Tuesday, March 22, 2022

Chapter Seven: To the Vail of the Creek


Chapter Seven: To the Vail of the Creek

"Hey, wait!” You exclaim. “I came here to read the long story of your many decades ago thru-hike on the functionally extinct 2,722 mile long Agua Fria Trail that I've never heard of, an epic but modest account of your youthful fears, your triumph over idiosyncratic, self-imposed challenges, and a tale of wilderness wonder grounded in the hard spirituality of the real world.”

Then you add firmly “I did not sign up for talking jackrabbits!”

Oh. Right. Yes.

The top of the Canticle Rim, despite how its name feels, was not exactly a cliff edge. Already the rocky plains of high dessert and scattered chaparral was breaking up and changing. A small creek, looking like a hopeful place for a camping spot, was beginning to work a steep way down into the West Pine Creek Canyon. Biologically the area was immediately growing richer as well, and I noticed more plants and a couple kinds of cactus I hadn't seen on my 60 miles of hiking so far, a barrel cactus and what might have been a saguaro, though the latter was so bedraggled and stunted that I wasn't sure that's really what it was. There too were the first small trees of my trip as the land broke in the distance down the canyon.

Don't worry. There were no talking rabbits at all.

Except for the one that said “I am the same rabbit you saw on the first day of your trip.”

I have passed and failed many tests in my life- tests of courage, or self respect, or perseverance, or of human kindness. The failures in these tests have always stuck with me far harder than the successes. So I think it is only fair to note here, on the test of talking animals, I passed.

I said to the rabbit “You didn't say anything to me that time.”

You weren't ready.” Said the rabbit. “And you didn't have the meteorite.”

A great many things raced through my mind. Whatever else was happening my main feeling was that getting to talk to a rabbit was a rare opportunity. And, frankly, something of an honor.

I said carefully. “I have some questions. If you don't mind.”

Do you have any carrots?” The rabbit asked.

No.” I replied. “Sorry.”

The jackrabbit wrinkled his nose. “Get me some carrots and maybe we can have a little chat about them.”
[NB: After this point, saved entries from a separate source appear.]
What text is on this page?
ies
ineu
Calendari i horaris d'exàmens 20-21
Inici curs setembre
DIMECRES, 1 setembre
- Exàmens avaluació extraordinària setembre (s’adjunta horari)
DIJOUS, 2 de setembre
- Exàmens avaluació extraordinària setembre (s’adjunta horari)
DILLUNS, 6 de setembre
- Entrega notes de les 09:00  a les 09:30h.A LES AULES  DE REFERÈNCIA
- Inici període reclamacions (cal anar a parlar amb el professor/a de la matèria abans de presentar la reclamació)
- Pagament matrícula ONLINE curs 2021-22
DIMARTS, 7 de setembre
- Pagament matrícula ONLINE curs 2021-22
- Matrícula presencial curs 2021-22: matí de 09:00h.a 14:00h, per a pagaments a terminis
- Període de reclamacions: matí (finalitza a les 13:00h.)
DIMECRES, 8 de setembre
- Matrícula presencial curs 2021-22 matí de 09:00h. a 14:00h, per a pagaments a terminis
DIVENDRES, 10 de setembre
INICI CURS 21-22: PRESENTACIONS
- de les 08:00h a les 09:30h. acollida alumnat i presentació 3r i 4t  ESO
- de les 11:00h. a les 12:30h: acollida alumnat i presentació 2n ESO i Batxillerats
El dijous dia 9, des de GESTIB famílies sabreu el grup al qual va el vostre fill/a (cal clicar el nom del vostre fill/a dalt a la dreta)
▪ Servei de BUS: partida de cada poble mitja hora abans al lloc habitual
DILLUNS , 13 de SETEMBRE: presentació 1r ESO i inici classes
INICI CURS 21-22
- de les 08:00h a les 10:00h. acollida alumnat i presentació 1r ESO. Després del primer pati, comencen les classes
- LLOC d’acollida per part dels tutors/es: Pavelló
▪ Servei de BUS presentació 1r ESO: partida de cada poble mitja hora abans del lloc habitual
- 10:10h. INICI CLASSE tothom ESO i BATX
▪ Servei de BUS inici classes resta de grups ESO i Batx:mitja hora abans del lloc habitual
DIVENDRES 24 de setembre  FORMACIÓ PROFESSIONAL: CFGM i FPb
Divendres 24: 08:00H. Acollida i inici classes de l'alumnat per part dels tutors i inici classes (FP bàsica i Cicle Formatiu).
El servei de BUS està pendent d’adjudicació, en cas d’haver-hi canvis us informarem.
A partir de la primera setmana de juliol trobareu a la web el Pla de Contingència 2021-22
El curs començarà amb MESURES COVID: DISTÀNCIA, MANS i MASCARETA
The carrots, or the questions.”

I am equally interested in both.”

And with that, the rabbit ran off.

I took my pack off and sat down on it in the middle of the trail. I was there for a long time, a bit blank, a bit wonderstruck, but I wasn't, apparently, changed by the experience, and neither was the world. Furthermore, I worried about night because... night was dark. So I got up and found a place for my tent over by the tiny stream. I scouted the trail heading down into the canyon. And I got a ball of cholla cactus stuck to my boot that was a long, almost comical process to remove.

If it were funny I'd totally tell you about it. It was just really close to being funny.

As the sun set I ate a gorp in salami sandwich. It was not a successful dining experiment. I treated some water with iodine. I photographed the creek for my daily picture. I took out my meteorite and sat down looking at it. It was dark and plain and small, though maybe it was heavier than a regular rock that size would be.

Do you have anything to say for yourself?” I asked the meteorite.

The meteorite didn't answer.

That would have been silly.


  1. I'm thoroughly enjoying your thru-hike adventures. My nephew Scot hiked the Appalachian about 20 years ago and kept a journal the whole time. Very different, but both wonderful. Keep talking to rabbits.